Characteristics of a highly skilled labor market
As with the labor resources of ordinary workers, the accumulation of knowledge and techniques takes time. However, the labor resources of skilled workers have their own unique characteristics.
- 1 Scarcity. Knowledge and technique are not innate. On the contrary, these traits are acquired through continuous study. The process is not easy, and becoming a highly skilled employee requires certain characteristics, education investment, and a long period of learning. The development of such resources also requires the willingness of the individual, persistence, and perseverance. Not everyone can develop such characteristics. Meanwhile, time is limited, and capital stock does not have long-term cumulative properties. Therefore, those who can master substantial knowledge and skills account for only a small proportion of the total population, which implies that highly skilled individuals are scarce market resources.
- 2 Individual ownership. Individuals are the natural carriers of knowledge and skills. Knowledge and skills cannot play their roles without carriers; therefore, the ownership of knowledge and skills belongs only to workers.
Although highly skilled workers acquire knowledge and skills through study, there is a difference in the knowledge and skills that each person accumulates. The knowledge accumulated in the development process is extensive, and it is not possible for anyone to obtain all knowledge and skills. Each individual behavioral agent can only master knowledge in one area due to limited time and energy. Therefore, specialization in a specific area is the best description of highly skilled labor. Each skilled individual can only display technical expertise in a particular industry or field. Moreover, resource heterogeneity implies that it is not possible to compare different behavioral agents or for them to replace each other. Therefore, even if there are many highly skilled individuals in the market, there will not be enough competition, and a monopoly will be the inevitable consequence due to differences in resources.

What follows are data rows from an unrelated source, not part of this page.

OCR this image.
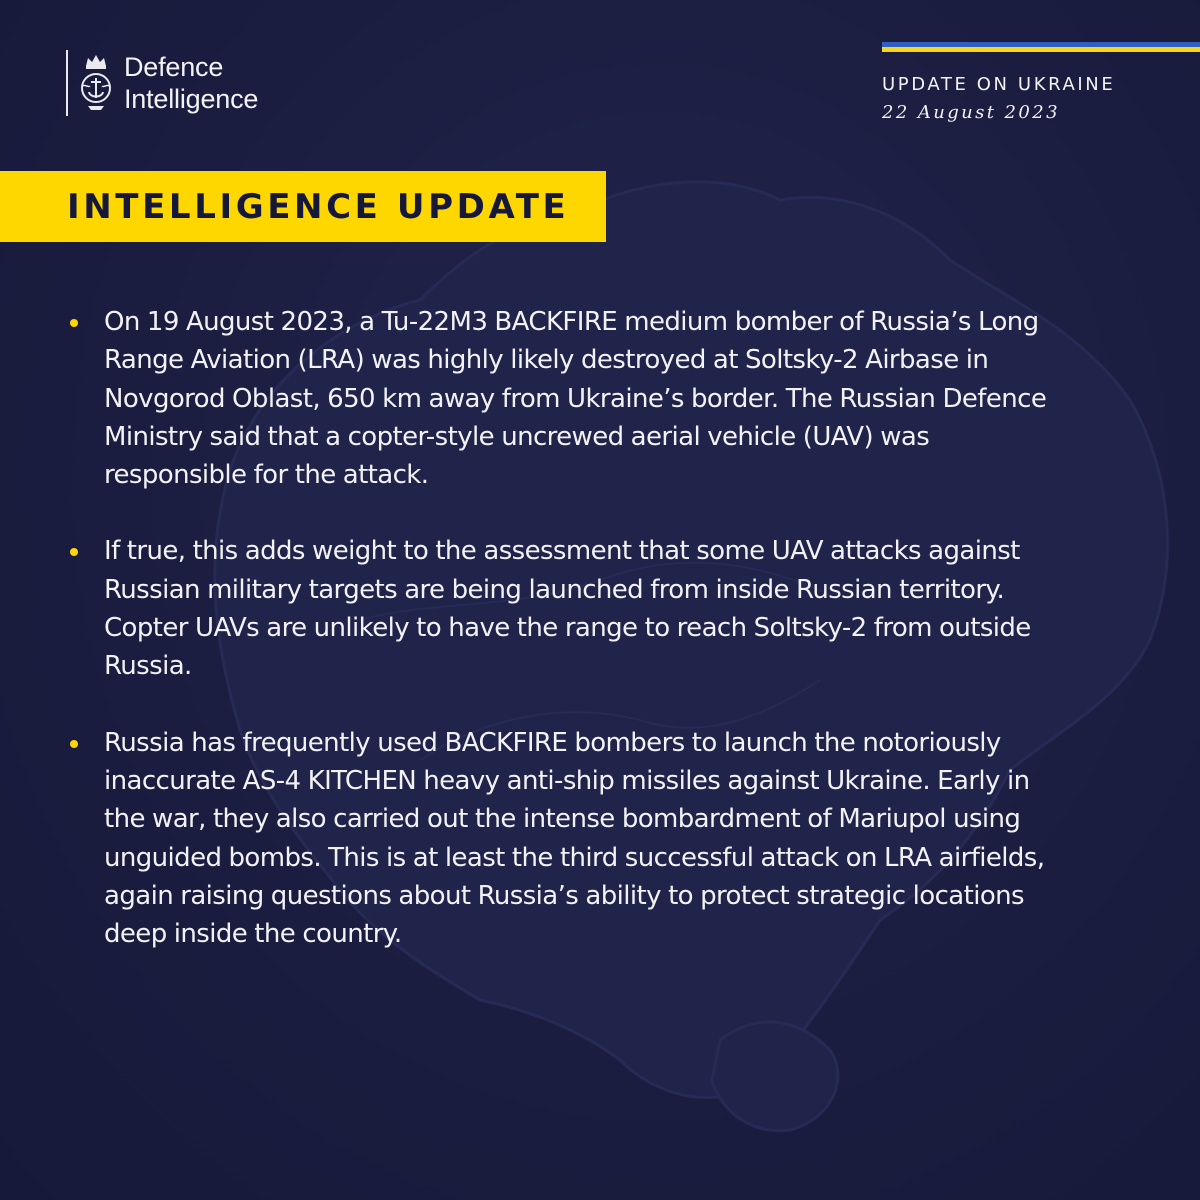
Defence
Intelligence	UPDATE ON UKRAINE
22 August 2023
INTELLIGENCE UPDATE
On 19 August 2023, a Tu-22M3 BACKFIRE medium bomber of Russia’s Long Range Aviation (LRA) was highly likely destroyed at Soltsky-2 Airbase in Novgorod Oblast, 650 km away from Ukraine’s border. The Russian Defence Ministry said that a copter-style uncrewed aerial vehicle (UAV) was responsible for the attack.
If true, this adds weight to the assessment that some UAV attacks against Russian military targets are being launched from inside Russian territory. Copter UAVs are unlikely to have the range to reach Soltsky-2 from outside Russia.
Russia has frequently used BACKFIRE bombers to launch the notoriously inaccurate AS-4 KITCHEN heavy anti-ship missiles against Ukraine. Early in the war, they also carried out the intense bombardment of Mariupol using unguided bombs. This is at least the third successful attack on LRA airfields, again raising questions about Russia’s ability to protect strategic locations deep inside the country.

- 3 Implicitness. Skilled labor differs from physical resources because it is intangible. In the market, only the effects of resource owners’ behavior can be observed, but the quantity of and difference among the owners cannot be judged by observation. The implicitness of skilled labor resource creates blind spots when the demand side evaluates the resource. If they cannot prove the quality and quantity of the resources to hand, owners are unlikely to be acknowledged by their employers. Although educational level is often used as justification of a person’s capability, this method is subjective. Therefore, individuals who recently attained degrees cannot receive higher wages nor share the surplus of a firm. Only through experience can the ability to efficiently create value be proved.
- 4 Cumulative in nature. The production and consumption of physical resources are two separate processes and both cause resources to decrease over time. However, the resource of highly skilled labor does not follow this pattern since the production and consumption of such resources are combined. Over time, the quantity of the resource is increasing as experience accumulates. For this reason, labor resources are continuously growing in the production process along with the corresponding power.
- 5 Difficult to measure. Skills and techniques cannot be separated from the production process. However, due to the characteristics of highly skilled labor, it is difficult to calculate to what extent labor affects production. The measurement of the contribution of highly skilled labor to production has always been a challenge for economic studies, and employers and workers cannot reach agreement on the contributions. Consequently, there is room for negotiation on the interest distribution between the two parties.